Canva’s generative AI features

Given that incumbents are likely to integrate generative AI, at least at a basic level, you’ll need to consider how you can add value beyond what the big players can easily do. If you don’t, the incumbents might snag a lot of the AI value in your category.

If you’re building a product from the ground up in a category that can allow for much deeper and better use of AI than simply adding it on as a feature/new product line, you might be well positioned in the marketplace.

Should you bring AI into an existing workflow or redo the workflow with AI?

This question is tied closely with the ones above, and it’s more applicable to some categories than others.

In some cases, you may decide the best approach is to focus on doing the AI part better than your competitors, while fitting into the workflows/applications companies already use. 

For example:

  • Diagram is building an AI-powered Figma plugin that acts as a co-pilot for design.
  • Arcwise is building a plugin for Google Sheets to add AI features like formula suggestions and construction.

In these cases, the companies are bringing AI into the existing tool/workflow, rather than creating a new tool from the ground up. While sometimes these businesses seem a bit niche, this approach can serve as a wedge that companies can use to expand further.

In addition, there have been numerous examples of large companies whose products are add-on tools to other products. The product for think-cell, for example, is a plugin for PowerPoint.

The risk you face if you take this approach is that the incumbents may integrate these tools indirectly — in which case, you will always need to be multiple times better to stay relevant or maintain your lead.

The other option is to use AI to reimagine a workflow from the ground up as part of a broader product offering. In these cases, you’ll want to think about what the workflow might look like if AI was deeply integrated.

For example:

  • AI-first storytelling tool Tome is rebuilding slide software from the ground up with AI at its core, rather than doing something like building a plugin for Google Slides.
  • Companies like Mem and Lex are reimagining knowledgebase and text editing apps, respectively. This reimagination is happening from the ground up, with AI at the core of its products, rather than serving as a way to get the AI output to export into another primary tool.
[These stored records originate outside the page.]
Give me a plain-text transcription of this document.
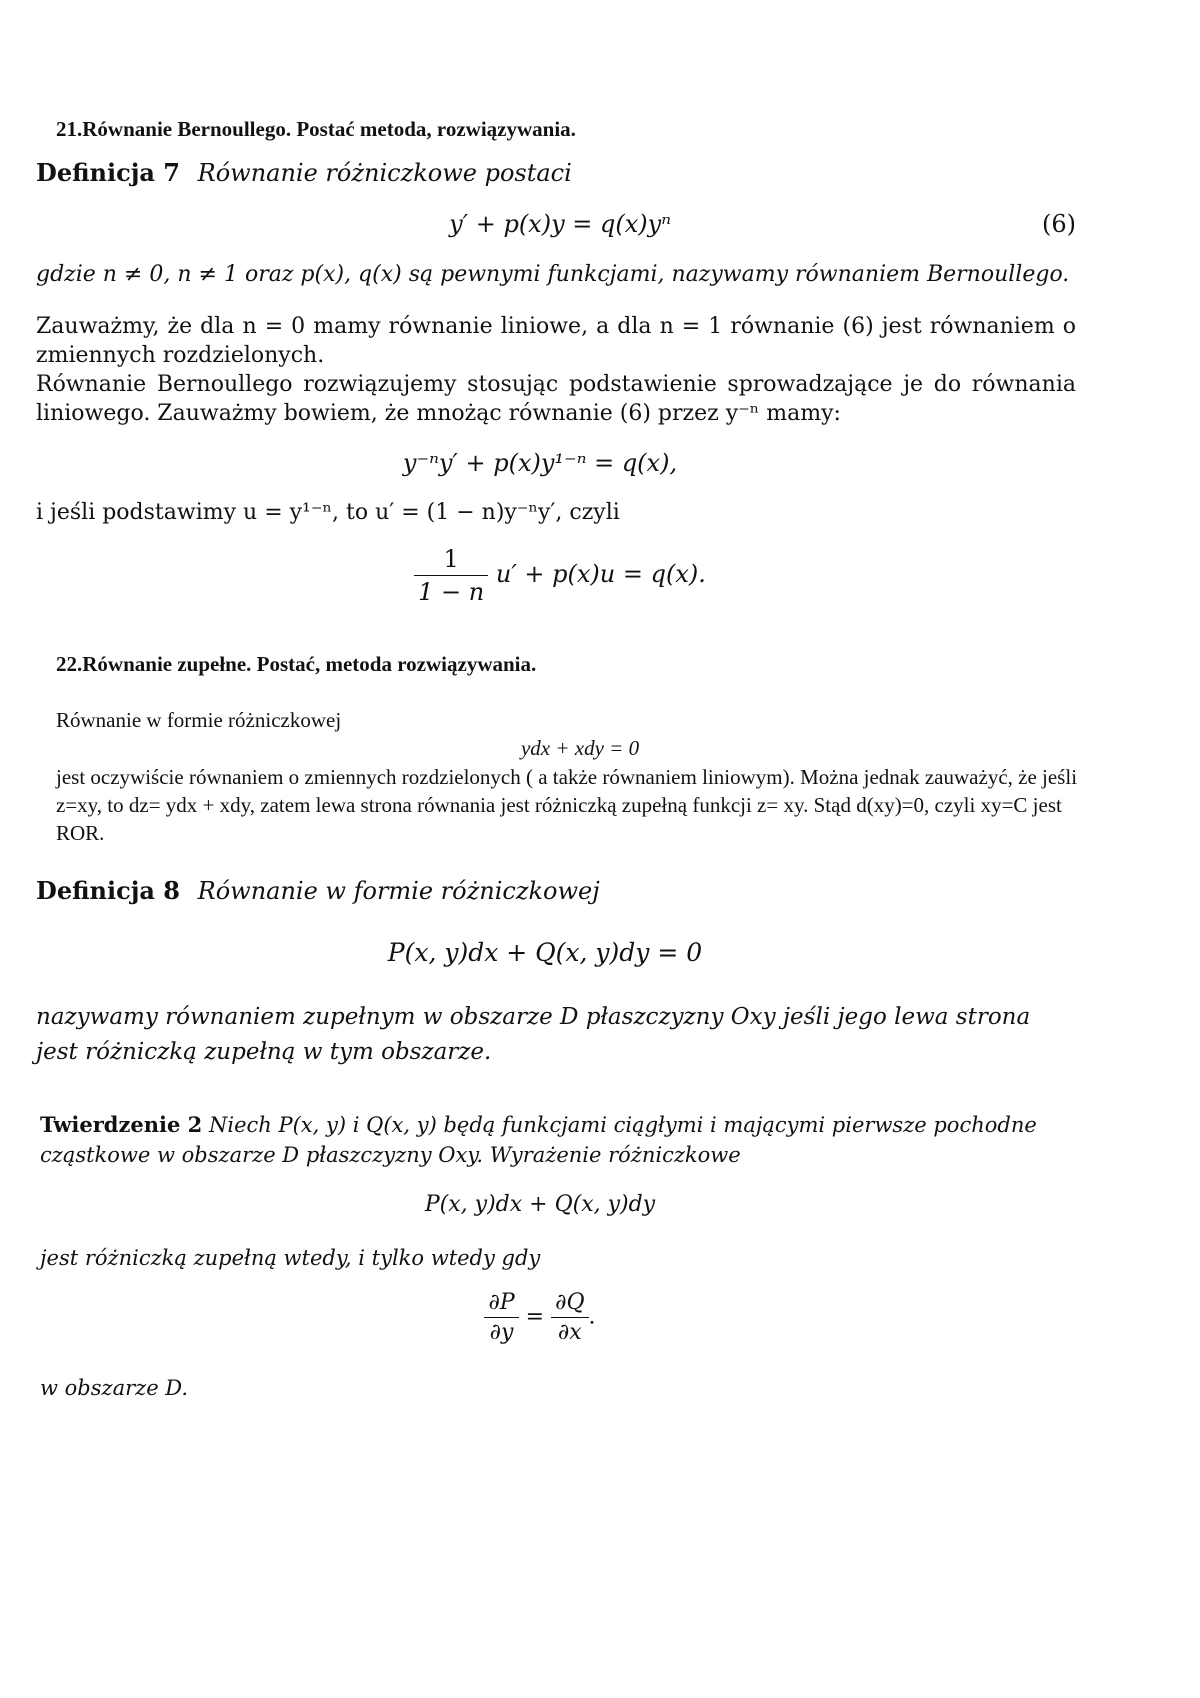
21.Równanie Bernoullego. Postać metoda, rozwiązywania.
Definicja 7 Równanie różniczkowe postaci
y′ + p(x)y = q(x)yⁿ	(6)
gdzie n ≠ 0, n ≠ 1 oraz p(x), q(x) są pewnymi funkcjami, nazywamy równaniem Bernoullego.
Zauważmy, że dla n = 0 mamy równanie liniowe, a dla n = 1 równanie (6) jest równaniem o zmiennych rozdzielonych.
Równanie Bernoullego rozwiązujemy stosując podstawienie sprowadzające je do równania liniowego. Zauważmy bowiem, że mnożąc równanie (6) przez y⁻ⁿ mamy:
y⁻ⁿy′ + p(x)y¹⁻ⁿ = q(x),
i jeśli podstawimy u = y¹⁻ⁿ, to u′ = (1 − n)y⁻ⁿy′, czyli
$\frac{1}{1 - n} u' + p(x)u = q(x)$.
22.Równanie zupełne. Postać, metoda rozwiązywania.
Równanie w formie różniczkowej
ydx + xdy = 0
jest oczywiście równaniem o zmiennych rozdzielonych ( a także równaniem liniowym). Można jednak zauważyć, że jeśli z=xy, to dz= ydx + xdy, zatem lewa strona równania jest różniczką zupełną funkcji z= xy. Stąd d(xy)=0, czyli xy=C jest ROR.
Definicja 8 Równanie w formie różniczkowej
P(x, y)dx + Q(x, y)dy = 0
nazywamy równaniem zupełnym w obszarze D płaszczyzny Oxy jeśli jego lewa strona jest różniczką zupełną w tym obszarze.
Twierdzenie 2 Niech P(x, y) i Q(x, y) będą funkcjami ciągłymi i mającymi pierwsze pochodne cząstkowe w obszarze D płaszczyzny Oxy. Wyrażenie różniczkowe
P(x, y)dx + Q(x, y)dy
jest różniczką zupełną wtedy, i tylko wtedy gdy
$\frac{\partial P}{\partial y} = \frac{\partial Q}{\partial x}$ .
w obszarze D.
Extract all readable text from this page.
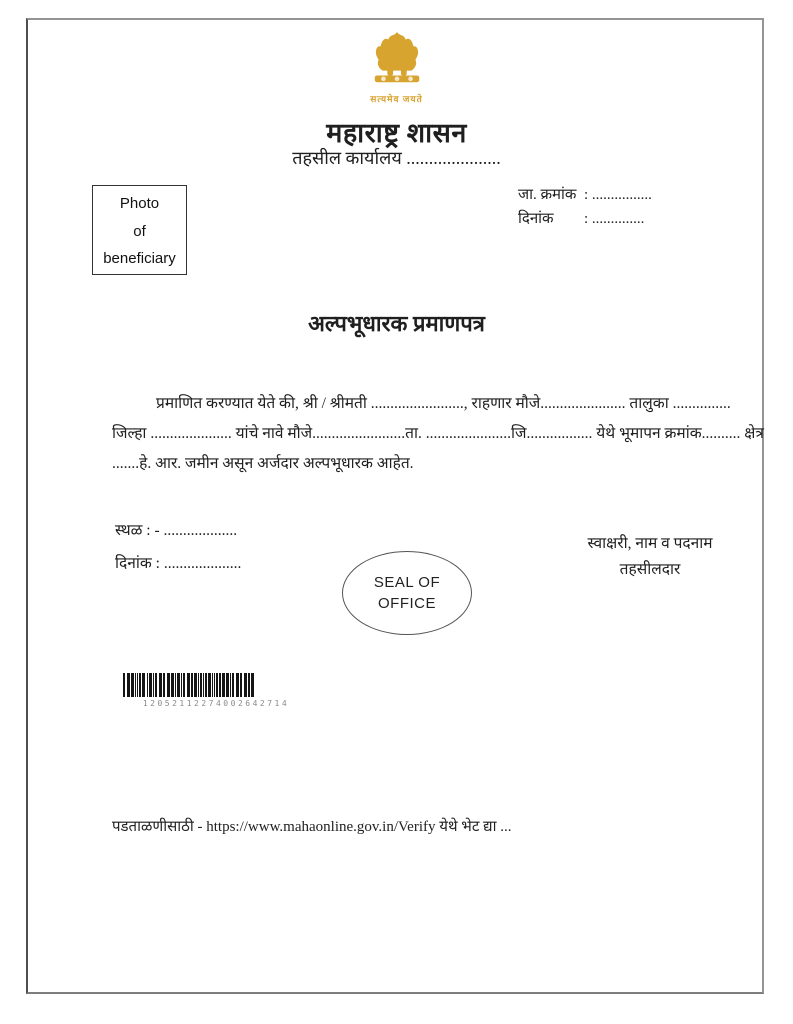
सत्यमेव जयते
महाराष्ट्र शासन
तहसील कार्यालय .....................
Photo
of
beneficiary
जा. क्रमांक : ................
दिनांक	: ..............
अल्पभूधारक प्रमाणपत्र
प्रमाणित करण्यात येते की, श्री / श्रीमती ........................, राहणार मौजे...................... तालुका ...............
जिल्हा ..................... यांचे नावे मौजे........................ता. ......................जि................. येथे भूमापन क्रमांक.......... क्षेत्र
.......हे. आर. जमीन असून अर्जदार अल्पभूधारक आहेत.
स्थळ : - ...................
दिनांक : ....................
SEAL OF
OFFICE
स्वाक्षरी, नाम व पदनाम
तहसीलदार
12052112274002642714
पडताळणीसाठी - https://www.mahaonline.gov.in/Verify येथे भेट द्या ...
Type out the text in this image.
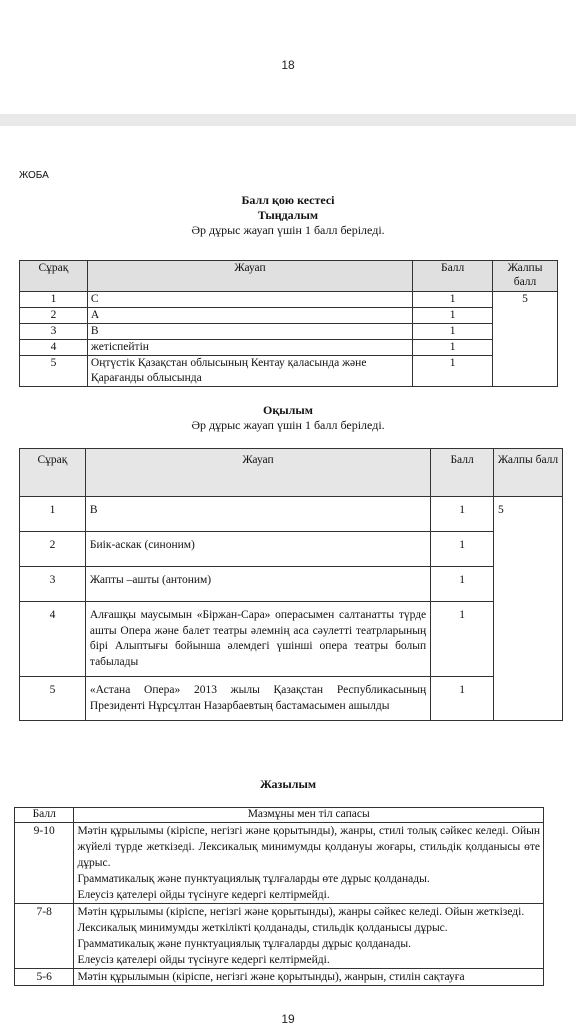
18
ЖОБА
Балл қою кестесі
Тыңдалым
Әр дұрыс жауап үшін 1 балл беріледі.
Сұрақ	Жауап	Балл	Жалпы балл
1	С	1	5
2	А	1	
3	В	1	
4	жетіспейтін	1	
5	Оңтүстік Қазақстан облысының Кентау қаласында және Қарағанды облысында	1	
Оқылым
Әр дұрыс жауап үшін 1 балл беріледі.
Сұрақ	Жауап	Балл	Жалпы балл
1	В	1	5
2	Биік-аскак (синоним)	1	
3	Жапты –ашты (антоним)	1	
4	Алғашқы маусымын «Біржан-Сара» операсымен салтанатты түрде ашты Опера және балет театры әлемнің аса сәулетті театрларының бірі Алыптығы бойынша әлемдегі үшінші опера театры болып табылады	1	
5	«Астана Опера» 2013 жылы Қазақстан Республикасының Президенті Нұрсұлтан Назарбаевтың бастамасымен ашылды	1	
Жазылым
Балл	Мазмұны мен тіл сапасы
9-10	Мәтін құрылымы (кіріспе, негізгі және қорытынды), жанры, стилі толық сәйкес келеді. Ойын жүйелі түрде жеткізеді. Лексикалық минимумды қолдануы жоғары, стильдік қолданысы өте дұрыс.
Грамматикалық және пунктуациялық тұлғаларды өте дұрыс қолданады.
Елеусіз қателері ойды түсінуге кедергі келтірмейді.

7-8	Мәтін құрылымы (кіріспе, негізгі және қорытынды), жанры сәйкес келеді. Ойын жеткізеді.
Лексикалық минимумды жеткілікті қолданады, стильдік қолданысы дұрыс.
Грамматикалық және пунктуациялық тұлғаларды дұрыс қолданады.
Елеусіз қателері ойды түсінуге кедергі келтірмейді.

5-6	Мәтін құрылымын (кіріспе, негізгі және қорытынды), жанрын, стилін сақтауға
19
In these cases, the issues are slightly different — such as requiring changes in workflows from customers, and a more ambitious and broader product build beyond the AI features.

Keep in mind that this decision is more of a spectrum than a hard choice. There isn’t one single right answer.

For example, in the UI design space, Diagram is building a plugin within Figma. Galileo is building a standalone application that uses AI to generate an interface design that can be edited in Figma. And Uizard is building a standalone AI-powered design product that can replace Figma for some designers.

Similarly, products like Jasper started off as standalone products in the existing workflow. Users could generate the text in Jasper, make edits, and copy and paste the text wherever they needed it — for example, into content management systems.

Now, Jasper is moving towards being more deeply integrated, but in a way that also changes the workflow. Jasper is where writing happens and then gets scheduled into the CMS. Over time, the platform can suggest the right cadence based on your goals.

The Art of Defensibility: Mastering Moats with LLMs

To capitalize on the strengths of LLMs, it is crucial for startups to identify specific opportunities within their domain where they can leverage the power of AI to create unique value propositions.

Here are the four approaches your new AI-native startup might consider, when you’re looking to build a defensible product:

  1. Add AI value on top of the LLMs for your use case through prompt engineering and fine-tuning — but think about whether that value will still matter once the models improve.
  2. Incorporate private data/customer data in the model context to improve outputs.
  3. Assume that incumbents in your space will adopt surface-level generative AI features and think about how you can go beyond their ideas.
  4. Think about the right insertion point for your product and try to go deep into workflows while minimizing disruptions — while still focusing on bringing out the full value of AI.